Chan: We are immensely grateful that a solid track record and a strong Sunway brand are two key assets in Sunway Malls. Having been in the mall industry close to 25 years in many ways allows us to have a head start in many aspects – branding, network, practices. As part of the integrated development which Sunway is known for, we derive a lot of synergy between different business components. In every way, the competition is no longer mall versus mall but integrated development.
RiA: You are embarking on your digital journey. Can you tell us more about Sunway eMall, the e-commerce platform you have launched recently?
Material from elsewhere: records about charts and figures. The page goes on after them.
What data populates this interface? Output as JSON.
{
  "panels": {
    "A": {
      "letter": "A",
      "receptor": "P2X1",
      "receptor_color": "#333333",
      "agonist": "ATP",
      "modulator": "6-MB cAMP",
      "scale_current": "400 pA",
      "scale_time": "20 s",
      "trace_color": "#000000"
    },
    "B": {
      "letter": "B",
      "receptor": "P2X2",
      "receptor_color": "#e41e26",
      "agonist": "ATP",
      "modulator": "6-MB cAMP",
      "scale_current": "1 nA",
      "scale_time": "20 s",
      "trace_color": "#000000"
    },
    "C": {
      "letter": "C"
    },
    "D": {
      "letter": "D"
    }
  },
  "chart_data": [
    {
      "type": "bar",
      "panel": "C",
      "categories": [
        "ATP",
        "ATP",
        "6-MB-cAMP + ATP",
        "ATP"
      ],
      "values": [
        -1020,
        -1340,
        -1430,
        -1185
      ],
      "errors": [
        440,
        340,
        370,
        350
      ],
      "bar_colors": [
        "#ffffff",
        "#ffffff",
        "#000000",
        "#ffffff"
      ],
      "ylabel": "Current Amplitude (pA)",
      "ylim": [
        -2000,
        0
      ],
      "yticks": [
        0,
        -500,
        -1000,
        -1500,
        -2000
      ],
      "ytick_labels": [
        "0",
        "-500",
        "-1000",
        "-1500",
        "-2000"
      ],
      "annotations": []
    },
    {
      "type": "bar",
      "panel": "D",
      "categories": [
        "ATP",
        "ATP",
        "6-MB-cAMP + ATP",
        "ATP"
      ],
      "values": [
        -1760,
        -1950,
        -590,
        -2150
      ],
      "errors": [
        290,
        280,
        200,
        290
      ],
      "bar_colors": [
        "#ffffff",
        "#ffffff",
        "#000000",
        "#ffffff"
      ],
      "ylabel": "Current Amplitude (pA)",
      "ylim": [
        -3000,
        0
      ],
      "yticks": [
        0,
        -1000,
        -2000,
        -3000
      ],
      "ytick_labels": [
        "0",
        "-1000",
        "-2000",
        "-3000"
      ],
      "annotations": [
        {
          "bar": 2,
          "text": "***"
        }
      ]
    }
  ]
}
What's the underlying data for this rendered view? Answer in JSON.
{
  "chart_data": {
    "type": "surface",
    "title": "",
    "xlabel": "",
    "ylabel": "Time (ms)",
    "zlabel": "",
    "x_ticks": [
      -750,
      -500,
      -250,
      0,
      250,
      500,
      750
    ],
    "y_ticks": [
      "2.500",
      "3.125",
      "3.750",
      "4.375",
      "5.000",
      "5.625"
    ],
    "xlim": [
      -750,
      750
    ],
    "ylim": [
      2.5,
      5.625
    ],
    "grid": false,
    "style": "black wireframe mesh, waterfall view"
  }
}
Chan: This is part of Sunway Malls’ strategic digitalisation masterplan to complete both physical and digital presence. For us it is not a question of should but when as we see both physical and digital space converging. Sunway eMall eliminates two key challenges for Sunway Malls’ portfolio of physical malls: we are no longer time and geographically bound. The e-commerce push allows us to grow our footprint beyond those physical malls. We are also eyeing the e-commerce platform as an insurance and contingency against unforeseen geographical or retail sub-sectors lockdown. Since we have a sizable physical mall footprint – 4.5million square feet of net lettable space to serve Offline-to-Online-to-Offline (O2O) journey, we see potential in creating upside in mall footfall. What separates us from pure e-commerce players is the option for in-store collection apart from delivery, which is a further catalyst in driving more footfall into our malls.
RiA: Speaking of digital transformation, are there retail technologies you have adopted in the past few years to enhance customer experience and boost sales?
Chan: Our digitalisation journey started quite a while back. Initially, much of the work was done at the backbone, which fundamentally laid the foundation for our digitalisation over the years. You can say it is more ensuring the backend is taken care of before rolling out customer fronting technology. We deployed and amalgamated CRM, POS, carcount, footfall and other enterprise systems which before this was operating individually. Having established this, we moved on to mobile app, sensor enabled directories, chatbot and other customer fronting technologies to enhance the customer experience part.
RiA: Malaysia is looking to reopen its borders to foreign travel in December once 90 percent of its adult population is fully vaccinated. How busy do you expect the year-end sale to be? Are you planning specific promotions and campaigns towards the tourists?
Chan: It is good news that plans are underway for international re-opening. That will certainly bring relief and upside to some of our malls. Q4 is the most significant quarter for retailers and malls alike. Traditionally, it sees strong buying driven by the festivity and school holidays. And that momentum sustains into Q1 of the following year. Certainly, the earlier prolonged movement restriction had dampened demand and businesses hoped to gain from the pent-up demand. We definitely will be leveraging this. At Sunway Malls, our October figures indicated 80 percent range normality (benchmarked against 2019 same period). We reckon this will continue to grow steadily as we head off to the end of the year.
RiA: How do you think the retail landscape will be like in Malaysia in the years to come?
Chan: Broadly, 3 key trends have emerged or are emerging. Recovery will be fragmented : F&B, leisure & entertainment will be limited by capacity issues. Demand varies for different communities (i.e., ethnicity). Purposeful shopping: More buying than browsing. Sales do not hold parity with footfall & traffic. And lastly, differentiated mall recovery: Widening gap between successful and average malls.